Doch neben den Insektiziden ist es auch die gängige landwirtschaftliche Praxis, die den Insekten zusetzt. Lebensräume verschwinden, immer weniger Wildpflanzen wachsen in den ausgeräumten Kulturlandschaften, der Einsatz von Unkrautvernichtungsmitteln wird immer mehr zu einem Standardinstrument im Ackerbau. Am Ende sind es ausgerechnet Insekten als die unersetzlichen Helfer in der Produktion von Lebensmitteln, die hungern müssen. Das Sterben von Bienen und Wildinsekten ist ein untrügliches Signal für das zunehmende Versagen der industriellen Landwirtschaft. Es ist höchste Zeit destruktive Praktiken zu beenden und zu einer nachhaltigen, ökologischen Wirtschaftsweise zu wechseln.

Insektensterben gefährdet eine gesunde, vielfältige Ernährung

Ausgerechnet die nahrhaftesten und interessantesten Kulturpflanzen, darunter das meiste Obst und Gemüse, wären von einem anhaltenden Sterben der Bestäubungsinsekten besonders stark betroffen. Wären wir in unserer Ernährung ausschliesslich auf Pflanzen angewiesen, die nicht von der Bestäubung durch Insekten abhängen, würden uns fast nur noch Getreideprodukte bleiben. Dies wäre zwar kein Problem für eine ausreichende Versorgung mit Kalorien, aber wir würden Probleme bekommen genügend Vitamine, Mineralien und Spurenelemente zu uns zu nehmen. Mangelernährung wäre die Folge.

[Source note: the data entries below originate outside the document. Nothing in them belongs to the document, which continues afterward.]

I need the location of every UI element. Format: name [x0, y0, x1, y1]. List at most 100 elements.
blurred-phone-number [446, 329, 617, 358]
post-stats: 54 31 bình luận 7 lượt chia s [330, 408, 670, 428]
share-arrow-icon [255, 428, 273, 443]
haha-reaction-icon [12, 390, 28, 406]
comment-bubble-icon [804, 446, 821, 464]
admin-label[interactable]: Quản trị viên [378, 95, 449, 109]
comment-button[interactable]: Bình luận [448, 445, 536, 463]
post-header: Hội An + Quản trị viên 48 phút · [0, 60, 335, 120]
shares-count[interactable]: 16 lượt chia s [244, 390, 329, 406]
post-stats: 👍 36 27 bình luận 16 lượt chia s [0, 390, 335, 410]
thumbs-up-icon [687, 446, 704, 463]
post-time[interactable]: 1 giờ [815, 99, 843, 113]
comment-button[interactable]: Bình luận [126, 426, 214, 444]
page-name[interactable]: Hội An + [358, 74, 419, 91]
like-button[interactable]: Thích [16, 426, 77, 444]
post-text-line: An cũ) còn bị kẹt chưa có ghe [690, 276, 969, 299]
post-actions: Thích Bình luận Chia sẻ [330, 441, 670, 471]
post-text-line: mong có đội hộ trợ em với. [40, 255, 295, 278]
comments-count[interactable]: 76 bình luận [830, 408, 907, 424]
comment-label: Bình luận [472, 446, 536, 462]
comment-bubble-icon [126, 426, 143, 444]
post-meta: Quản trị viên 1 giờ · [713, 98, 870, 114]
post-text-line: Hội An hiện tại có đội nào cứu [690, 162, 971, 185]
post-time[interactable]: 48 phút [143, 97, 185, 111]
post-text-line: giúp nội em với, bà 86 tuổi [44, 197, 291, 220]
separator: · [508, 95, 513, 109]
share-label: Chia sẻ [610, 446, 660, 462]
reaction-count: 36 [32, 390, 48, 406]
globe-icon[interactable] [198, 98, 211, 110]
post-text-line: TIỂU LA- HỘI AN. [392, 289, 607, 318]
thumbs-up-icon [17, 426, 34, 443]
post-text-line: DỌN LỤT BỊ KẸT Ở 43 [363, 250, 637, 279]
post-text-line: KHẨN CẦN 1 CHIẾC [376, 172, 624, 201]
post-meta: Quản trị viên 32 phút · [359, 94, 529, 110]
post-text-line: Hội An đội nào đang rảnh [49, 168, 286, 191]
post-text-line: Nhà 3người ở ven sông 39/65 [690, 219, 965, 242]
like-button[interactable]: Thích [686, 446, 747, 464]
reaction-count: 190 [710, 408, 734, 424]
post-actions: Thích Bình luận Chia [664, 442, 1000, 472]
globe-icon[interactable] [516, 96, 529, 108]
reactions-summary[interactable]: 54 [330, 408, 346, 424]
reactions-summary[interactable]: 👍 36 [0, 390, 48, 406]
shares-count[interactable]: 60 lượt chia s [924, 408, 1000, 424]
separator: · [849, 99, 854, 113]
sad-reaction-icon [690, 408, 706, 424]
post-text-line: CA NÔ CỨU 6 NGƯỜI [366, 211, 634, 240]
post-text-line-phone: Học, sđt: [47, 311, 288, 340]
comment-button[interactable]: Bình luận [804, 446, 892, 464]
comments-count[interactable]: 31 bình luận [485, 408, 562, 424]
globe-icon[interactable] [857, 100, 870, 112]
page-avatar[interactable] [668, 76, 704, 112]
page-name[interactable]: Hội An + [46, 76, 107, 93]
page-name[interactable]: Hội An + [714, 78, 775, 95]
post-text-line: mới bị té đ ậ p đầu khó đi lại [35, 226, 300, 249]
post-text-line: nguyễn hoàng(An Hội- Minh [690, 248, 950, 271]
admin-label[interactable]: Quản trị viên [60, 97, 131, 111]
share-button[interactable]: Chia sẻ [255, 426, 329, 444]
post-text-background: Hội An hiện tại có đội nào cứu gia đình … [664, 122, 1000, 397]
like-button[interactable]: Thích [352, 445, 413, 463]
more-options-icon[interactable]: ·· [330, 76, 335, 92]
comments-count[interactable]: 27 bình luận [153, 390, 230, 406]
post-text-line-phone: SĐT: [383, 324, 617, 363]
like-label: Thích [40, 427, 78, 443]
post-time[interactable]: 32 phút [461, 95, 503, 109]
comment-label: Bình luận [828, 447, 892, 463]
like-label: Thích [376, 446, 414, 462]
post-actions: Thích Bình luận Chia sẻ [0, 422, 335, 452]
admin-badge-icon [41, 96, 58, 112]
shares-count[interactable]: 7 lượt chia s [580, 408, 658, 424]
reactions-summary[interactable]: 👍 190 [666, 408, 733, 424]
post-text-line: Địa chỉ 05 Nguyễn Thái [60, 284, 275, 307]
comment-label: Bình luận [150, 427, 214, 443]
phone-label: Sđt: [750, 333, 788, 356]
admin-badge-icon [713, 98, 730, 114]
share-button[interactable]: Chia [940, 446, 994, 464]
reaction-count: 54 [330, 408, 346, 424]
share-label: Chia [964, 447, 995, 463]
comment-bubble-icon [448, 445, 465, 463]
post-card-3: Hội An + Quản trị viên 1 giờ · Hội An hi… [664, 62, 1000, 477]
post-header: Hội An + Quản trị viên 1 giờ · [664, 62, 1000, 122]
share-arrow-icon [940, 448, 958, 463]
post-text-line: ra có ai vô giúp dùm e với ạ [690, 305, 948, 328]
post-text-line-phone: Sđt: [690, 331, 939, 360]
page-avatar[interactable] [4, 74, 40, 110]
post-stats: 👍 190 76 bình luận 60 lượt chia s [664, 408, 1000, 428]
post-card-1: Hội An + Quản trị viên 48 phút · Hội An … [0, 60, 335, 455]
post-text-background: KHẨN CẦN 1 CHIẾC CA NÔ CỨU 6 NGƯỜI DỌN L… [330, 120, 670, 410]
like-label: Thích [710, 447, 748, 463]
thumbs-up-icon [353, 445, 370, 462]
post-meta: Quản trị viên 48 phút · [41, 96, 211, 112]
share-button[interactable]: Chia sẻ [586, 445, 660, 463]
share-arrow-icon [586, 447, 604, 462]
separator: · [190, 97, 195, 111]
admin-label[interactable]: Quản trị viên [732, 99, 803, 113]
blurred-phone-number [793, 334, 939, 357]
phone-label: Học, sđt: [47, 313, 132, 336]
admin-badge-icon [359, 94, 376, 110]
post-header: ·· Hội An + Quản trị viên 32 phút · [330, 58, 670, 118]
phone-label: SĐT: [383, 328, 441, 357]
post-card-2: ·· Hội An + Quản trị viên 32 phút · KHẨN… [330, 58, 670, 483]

Es mag auf den ersten Blick ein wenig abwegig klingen, am Welternährungstag über die Bestäubung von Pflanzen durch Insekten zu sprechen. Doch ohne Bestäubungsinsekten lässt sich das Ziel einer gesunden und vielfältigen Ernährung auf dem Weg zu einer Bekämpfung des globalen Hungers sicher nicht bekämpfen. Und so ist es durchaus möglich, das Motto der FAO «Healthy food depends on healthy food systems» um «…depends on healthy insect pollinators» zu erweitern.